Здесь все обычно и традиционно, как во все эпохи Египта. Высокие идеи продолжали уживаться с прежними анимистическими представлениями. С этой стороны наша эпоха была прямым продолжением саисской. Внешнее наивное благочестие дошло до крайних пределов. Греческие комики Анаксандрид (сред. IV в.) и Тимокл (кон. IV в.) указывают на египетский культ животных, как на непонятный для греков; первый говорит даже, что на него и на другие различия в правах и быте указали египетским послам, мотивируя этим отказ в заключении союза.

Количество боготворимых форм росло, странным образом уживаясь с идеей единства божественной сущности. Вероятно, одним из средств примирить это было необычайное превознесение местных божеств, пример которому мы видели на Хершефи ираклеопольском, и окружение их сонмами подчиненных божеств; в состав этих сонмов входил почти весь египетский пантеон. Таким образом, все местные божества наделялись сходными эпитетами, считались божествами света и, следовательно, тожественными.
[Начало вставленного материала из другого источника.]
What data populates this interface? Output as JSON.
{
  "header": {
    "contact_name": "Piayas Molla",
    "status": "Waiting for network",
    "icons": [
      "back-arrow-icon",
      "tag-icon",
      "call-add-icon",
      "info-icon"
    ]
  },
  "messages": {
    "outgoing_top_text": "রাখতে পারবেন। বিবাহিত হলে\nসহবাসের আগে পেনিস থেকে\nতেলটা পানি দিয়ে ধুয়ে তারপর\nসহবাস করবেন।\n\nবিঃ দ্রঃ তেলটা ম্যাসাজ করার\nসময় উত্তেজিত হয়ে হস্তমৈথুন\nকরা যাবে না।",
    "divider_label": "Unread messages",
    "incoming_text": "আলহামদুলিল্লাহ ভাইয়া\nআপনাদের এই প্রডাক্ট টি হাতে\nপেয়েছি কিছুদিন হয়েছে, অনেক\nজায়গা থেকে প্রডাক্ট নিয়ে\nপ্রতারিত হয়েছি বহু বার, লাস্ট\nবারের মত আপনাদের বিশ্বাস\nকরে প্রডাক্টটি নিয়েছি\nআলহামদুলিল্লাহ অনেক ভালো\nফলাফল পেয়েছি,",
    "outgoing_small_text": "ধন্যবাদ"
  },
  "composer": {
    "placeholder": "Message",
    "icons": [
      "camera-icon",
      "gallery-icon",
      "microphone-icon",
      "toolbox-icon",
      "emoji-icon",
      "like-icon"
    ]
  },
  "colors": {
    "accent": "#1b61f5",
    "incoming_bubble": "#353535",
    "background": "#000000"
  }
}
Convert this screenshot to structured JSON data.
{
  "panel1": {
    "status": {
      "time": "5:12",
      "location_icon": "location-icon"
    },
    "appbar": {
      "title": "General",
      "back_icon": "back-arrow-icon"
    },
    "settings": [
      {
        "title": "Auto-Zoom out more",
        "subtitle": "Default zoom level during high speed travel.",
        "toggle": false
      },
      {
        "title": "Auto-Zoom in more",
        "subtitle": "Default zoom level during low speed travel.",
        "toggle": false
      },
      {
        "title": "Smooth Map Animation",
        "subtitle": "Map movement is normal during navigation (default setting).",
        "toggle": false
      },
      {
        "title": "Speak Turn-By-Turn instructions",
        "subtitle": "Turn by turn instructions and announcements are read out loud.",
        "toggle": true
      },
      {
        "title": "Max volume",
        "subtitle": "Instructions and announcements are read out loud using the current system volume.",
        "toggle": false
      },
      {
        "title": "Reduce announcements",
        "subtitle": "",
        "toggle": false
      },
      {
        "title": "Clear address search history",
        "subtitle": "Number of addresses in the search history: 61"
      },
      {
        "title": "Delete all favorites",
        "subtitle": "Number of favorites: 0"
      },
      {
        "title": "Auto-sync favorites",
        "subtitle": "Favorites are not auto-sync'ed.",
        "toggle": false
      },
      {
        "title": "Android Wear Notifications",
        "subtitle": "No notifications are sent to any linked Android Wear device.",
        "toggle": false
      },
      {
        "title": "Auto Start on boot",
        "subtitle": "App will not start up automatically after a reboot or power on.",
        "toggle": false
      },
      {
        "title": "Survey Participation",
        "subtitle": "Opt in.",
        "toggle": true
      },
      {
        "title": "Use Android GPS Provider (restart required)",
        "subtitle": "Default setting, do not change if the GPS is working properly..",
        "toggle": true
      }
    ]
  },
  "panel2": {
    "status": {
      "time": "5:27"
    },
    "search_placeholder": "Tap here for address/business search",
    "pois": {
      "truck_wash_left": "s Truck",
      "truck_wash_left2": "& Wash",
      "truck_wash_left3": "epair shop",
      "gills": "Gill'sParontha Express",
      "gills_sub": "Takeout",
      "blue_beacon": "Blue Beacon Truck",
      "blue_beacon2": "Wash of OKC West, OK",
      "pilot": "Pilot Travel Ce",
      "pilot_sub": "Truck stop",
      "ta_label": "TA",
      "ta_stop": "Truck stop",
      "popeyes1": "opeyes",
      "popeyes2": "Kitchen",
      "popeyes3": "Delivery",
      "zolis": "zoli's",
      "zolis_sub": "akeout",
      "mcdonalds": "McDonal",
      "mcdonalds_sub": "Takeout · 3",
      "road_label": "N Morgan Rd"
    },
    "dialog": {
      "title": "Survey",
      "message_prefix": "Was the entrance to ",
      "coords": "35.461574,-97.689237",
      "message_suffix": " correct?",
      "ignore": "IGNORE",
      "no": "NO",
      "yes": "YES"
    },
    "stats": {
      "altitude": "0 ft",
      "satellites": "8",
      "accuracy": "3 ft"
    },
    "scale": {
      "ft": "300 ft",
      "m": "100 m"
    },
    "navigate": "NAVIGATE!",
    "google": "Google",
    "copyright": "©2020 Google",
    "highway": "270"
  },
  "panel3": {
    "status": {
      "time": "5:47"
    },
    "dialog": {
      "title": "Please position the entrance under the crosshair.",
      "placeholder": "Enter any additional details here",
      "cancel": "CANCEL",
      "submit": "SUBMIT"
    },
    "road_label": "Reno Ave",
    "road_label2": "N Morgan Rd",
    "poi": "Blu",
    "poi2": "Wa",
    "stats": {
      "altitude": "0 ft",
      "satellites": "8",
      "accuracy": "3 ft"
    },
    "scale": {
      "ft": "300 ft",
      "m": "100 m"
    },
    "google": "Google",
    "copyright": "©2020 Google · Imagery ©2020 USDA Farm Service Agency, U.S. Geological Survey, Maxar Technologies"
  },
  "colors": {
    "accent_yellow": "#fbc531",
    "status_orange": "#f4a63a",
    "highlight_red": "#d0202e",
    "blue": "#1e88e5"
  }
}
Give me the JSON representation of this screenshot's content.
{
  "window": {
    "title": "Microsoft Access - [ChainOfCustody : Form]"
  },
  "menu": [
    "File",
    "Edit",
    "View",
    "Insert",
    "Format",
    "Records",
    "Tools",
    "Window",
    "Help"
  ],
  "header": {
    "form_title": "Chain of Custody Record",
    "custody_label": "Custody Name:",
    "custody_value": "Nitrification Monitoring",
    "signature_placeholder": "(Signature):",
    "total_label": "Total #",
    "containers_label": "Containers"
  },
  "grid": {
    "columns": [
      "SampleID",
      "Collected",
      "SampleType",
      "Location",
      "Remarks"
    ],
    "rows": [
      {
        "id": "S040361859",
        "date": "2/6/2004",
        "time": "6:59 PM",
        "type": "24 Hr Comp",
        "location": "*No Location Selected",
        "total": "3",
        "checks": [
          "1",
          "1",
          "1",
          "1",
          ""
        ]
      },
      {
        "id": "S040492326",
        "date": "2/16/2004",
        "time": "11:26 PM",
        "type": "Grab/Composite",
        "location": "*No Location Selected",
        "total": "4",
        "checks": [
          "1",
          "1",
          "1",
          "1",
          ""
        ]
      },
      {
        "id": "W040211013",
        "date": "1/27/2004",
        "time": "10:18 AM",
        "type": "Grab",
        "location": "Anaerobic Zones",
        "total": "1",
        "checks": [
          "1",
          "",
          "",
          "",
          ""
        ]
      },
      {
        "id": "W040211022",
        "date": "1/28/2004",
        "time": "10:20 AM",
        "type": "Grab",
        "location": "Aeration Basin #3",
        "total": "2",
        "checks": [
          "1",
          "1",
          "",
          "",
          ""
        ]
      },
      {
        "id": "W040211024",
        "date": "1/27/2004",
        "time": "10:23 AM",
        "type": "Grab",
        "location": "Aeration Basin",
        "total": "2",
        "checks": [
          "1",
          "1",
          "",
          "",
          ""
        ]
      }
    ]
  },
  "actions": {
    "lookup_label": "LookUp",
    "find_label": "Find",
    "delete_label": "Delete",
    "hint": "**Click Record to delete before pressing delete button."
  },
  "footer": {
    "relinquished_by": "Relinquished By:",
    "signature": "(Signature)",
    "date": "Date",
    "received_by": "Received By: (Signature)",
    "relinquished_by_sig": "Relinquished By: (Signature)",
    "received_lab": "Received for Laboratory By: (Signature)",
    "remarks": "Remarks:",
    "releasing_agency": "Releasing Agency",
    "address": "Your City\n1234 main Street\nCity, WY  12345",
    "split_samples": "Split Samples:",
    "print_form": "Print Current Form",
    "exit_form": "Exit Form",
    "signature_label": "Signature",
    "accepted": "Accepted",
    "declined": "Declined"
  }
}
Так, Нектанеб I в Бубасте называл себя «сыном Бает», вместо обычного «сын Исиды». Во всех местах культа жрецы принимают целые вереницы титулов, так как рядом с местным божеством чтились едва ли не все египетские божества. Характерным примером нагромождения божеств является уже упомянутый нами наос Нектанеба II в Сафт-элъ-Хенне:

«Он пришел и умертвил Апопи и открыл благоприятный год; боги и богини ликовали и веселились в его святилище, ибо он связал врага; земля востока в радости: он убил врагов; гора Ману в веселии, когда его дух восходит и идет на горизонте: его враги изрублены. Когда он плывет по небу с благоприятным ветром, он достигает хорошего запада; обитатели запада в радости, видя, что он приближается к ним, члены их дрожат при виде его: он всегда на устах их... Когда он поднимается на гору Баху, все животные ликуют ему; его лучи и сияние на них; он приводит девятый час, когда таинственное время прошло в Нут. Неразрушимые звезды не останавливаются. Гор-тема, вооруженный копьем, поражает Апопи впереди корабля. Гор берется за руль, чтобы управлять; великая Сохмет, владычица писания, произносит заклинания кораблю бога. Он идет и умерщвляет врагов. Благой бог, храбрый, разрушитель и прогонитель премудрый и разумный, сражающийся за Египет против бунтовщиков областей, попирающий под ноги азиатов, освобождающий трон от их насилия, твердый сердцем, идущий вперед и не отступающий, заботящийся о храмах своим великим разумом, подобным тому, что исходит из уст Ра. Почтенный бог Сопд, владыка востока, да вспомянет свое благоволение над его волей, и все боги, когда его величество подходит пред них. Когда царь хотел воздать почтение этому богу в сокровенном святилище, неведомом жрецам, и где все боги области были со своими телами, боги вложили в сердце царя. После многих лет, неведомо как, они увидали его явственно, как он поднялся на этом одре. Царь явился на восток, он украсил мир своими лучами; ты вознесся высоко, как владыка правогласия. Благой бог украшает седалище его, как «обиталище сокровенного образа» владыки востока, для тела его собственного. Боги, что позади его — на правой стороне, цикл богов — на левой от него. Когда он, выходит, цикл богов пред ним подобно тому, как у Ра, когда тот сияет в горизонте и когда заходит на седалище свое каждый день».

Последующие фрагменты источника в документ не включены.